Menu
▾
▴
#1 Internal redirects break cosign redirection
When cosign is being run on a site that uses mod_rewrite to restructure the namespace, the redirect back to a page from the weblogin server can end up going to the wrong location. The specific case we're seeing this in is where a PHP directory is protected with a .htaccess file that invokes cosign. Other areas of the site which use mod_rewrite to point to that PHP directory work fine when a redirect to the weblogin server isn't required, but when one is performed, the user is directed back to the PHP directory, rather than to the URI they originally requested.
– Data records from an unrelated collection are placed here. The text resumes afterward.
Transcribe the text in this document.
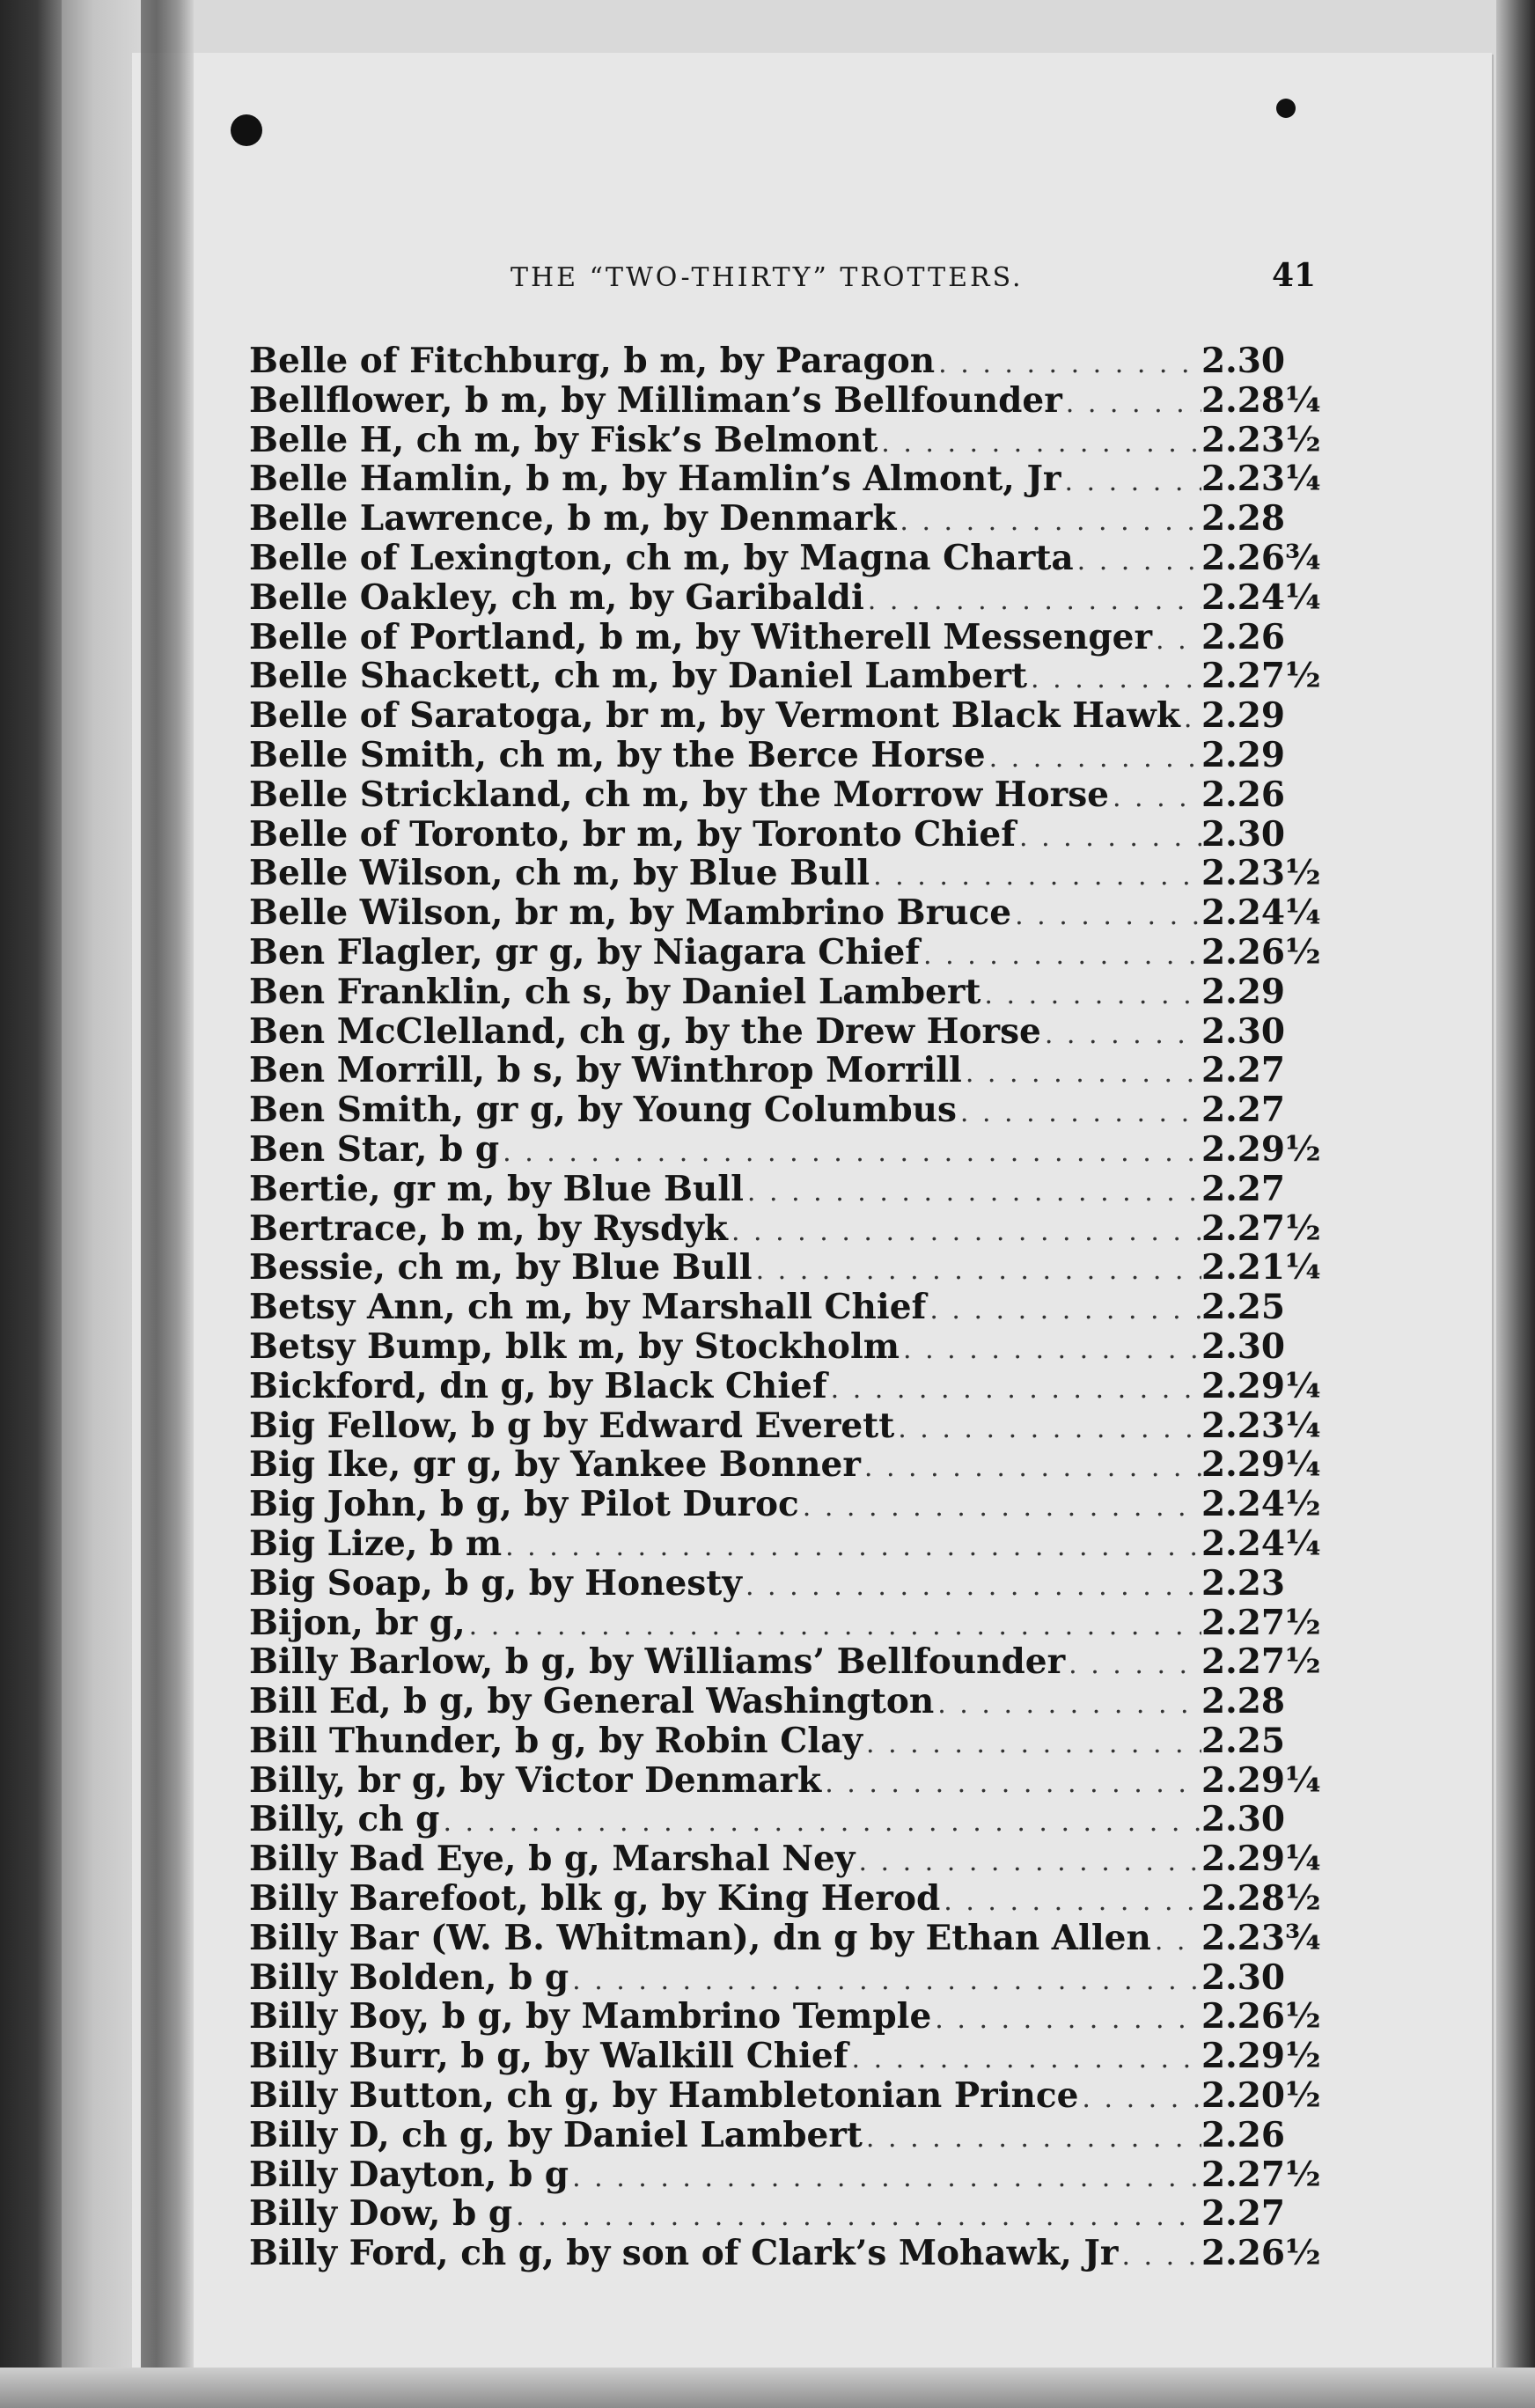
THE “TWO-THIRTY” TROTTERS.	41
Belle of Fitchburg, b m, by Paragon . . .	2.30
Bellflower, b m, by Milliman’s Bellfounder . . .	2.28¼
Belle H, ch m, by Fisk’s Belmont . . .	2.23½
Belle Hamlin, b m, by Hamlin’s Almont, Jr . . .	2.23¼
Belle Lawrence, b m, by Denmark . . .	2.28
Belle of Lexington, ch m, by Magna Charta . . .	2.26¾
Belle Oakley, ch m, by Garibaldi . . .	2.24¼
Belle of Portland, b m, by Witherell Messenger . . . 2.26
Belle Shackett, ch m, by Daniel Lambert . . .	2.27½
Belle of Saratoga, br m, by Vermont Black Hawk . . . 2.29
Belle Smith, ch m, by the Berce Horse . . .	2.29
Belle Strickland, ch m, by the Morrow Horse . . .	2.26
Belle of Toronto, br m, by Toronto Chief . . .	2.30
Belle Wilson, ch m, by Blue Bull . . .	2.23½
Belle Wilson, br m, by Mambrino Bruce . . .	2.24¼
Ben Flagler, gr g, by Niagara Chief . . .	2.26½
Ben Franklin, ch s, by Daniel Lambert . . .	2.29
Ben McClelland, ch g, by the Drew Horse . . .	2.30
Ben Morrill, b s, by Winthrop Morrill . . .	2.27
Ben Smith, gr g, by Young Columbus . . .	2.27
Ben Star, b g . . .	2.29½
Bertie, gr m, by Blue Bull . . .	2.27
Bertrace, b m, by Rysdyk . . .	2.27½
Bessie, ch m, by Blue Bull . . .	2.21¼
Betsy Ann, ch m, by Marshall Chief . . .	2.25
Betsy Bump, blk m, by Stockholm . . .	2.30
Bickford, dn g, by Black Chief . . .	2.29¼
Big Fellow, b g by Edward Everett . . .	2.23¼
Big Ike, gr g, by Yankee Bonner . . .	2.29¼
Big John, b g, by Pilot Duroc . . .	2.24½
Big Lize, b m . . .	2.24¼
Big Soap, b g, by Honesty . . .	2.23
Bijon, br g, . . .	2.27½
Billy Barlow, b g, by Williams’ Bellfounder . . .	2.27½
Bill Ed, b g, by General Washington . . .	2.28
Bill Thunder, b g, by Robin Clay . . .	2.25
Billy, br g, by Victor Denmark . . .	2.29¼
Billy, ch g . . .	2.30
Billy Bad Eye, b g, Marshal Ney . . .	2.29¼
Billy Barefoot, blk g, by King Herod . . .	2.28½
Billy Bar (W. B. Whitman), dn g by Ethan Allen . . . 2.23¾
Billy Bolden, b g . . .	2.30
Billy Boy, b g, by Mambrino Temple . . .	2.26½
Billy Burr, b g, by Walkill Chief . . .	2.29½
Billy Button, ch g, by Hambletonian Prince . . .	2.20½
Billy D, ch g, by Daniel Lambert . . .	2.26
Billy Dayton, b g . . .	2.27½
Billy Dow, b g . . .	2.27
Billy Ford, ch g, by son of Clark’s Mohawk, Jr . . . 2.26½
This is with Apache 1.3 - I haven't yet reviewed the Apache 2 code to see if the same problem exists
Test case:
$SITEHTML/foo/ contains a .htaccess file containing:
RewriteEngine On
RewriteBase /foo/
RewriteRule ^([_0-9a-zA-z-)+/)?(bar.*) $2 [L]
$SITEHTML/bar/ contains a .htaccess with
CosignProtected On
AuthType Cosign
Require valid-user
A request for http://SITE/foo/bar/test.php which requires a redirect to the cosign server will return the user to http://SITE/bar/test.php
This is because the set_cookie_and_redirect() function pulls the unparsed_uri field from the structure of the current request (that is, the one that invoked cosign), rather than from the request that the user initiated. Whilst this problem could be fixed by careful configuration by the site administrator, a fix is also possible in cosign itself - by extracting the URI from the first request submitted by the user, rather than from the internal-redirect which triggered the authentication.
A lightly tested patch which implements this is attached for comment.
Cheers,
Simon.
Discussion
Anonymous
Simon, I'm not sure how we let this go so long without discussion. It looks pretty reasonable to me. Have you been using it at all?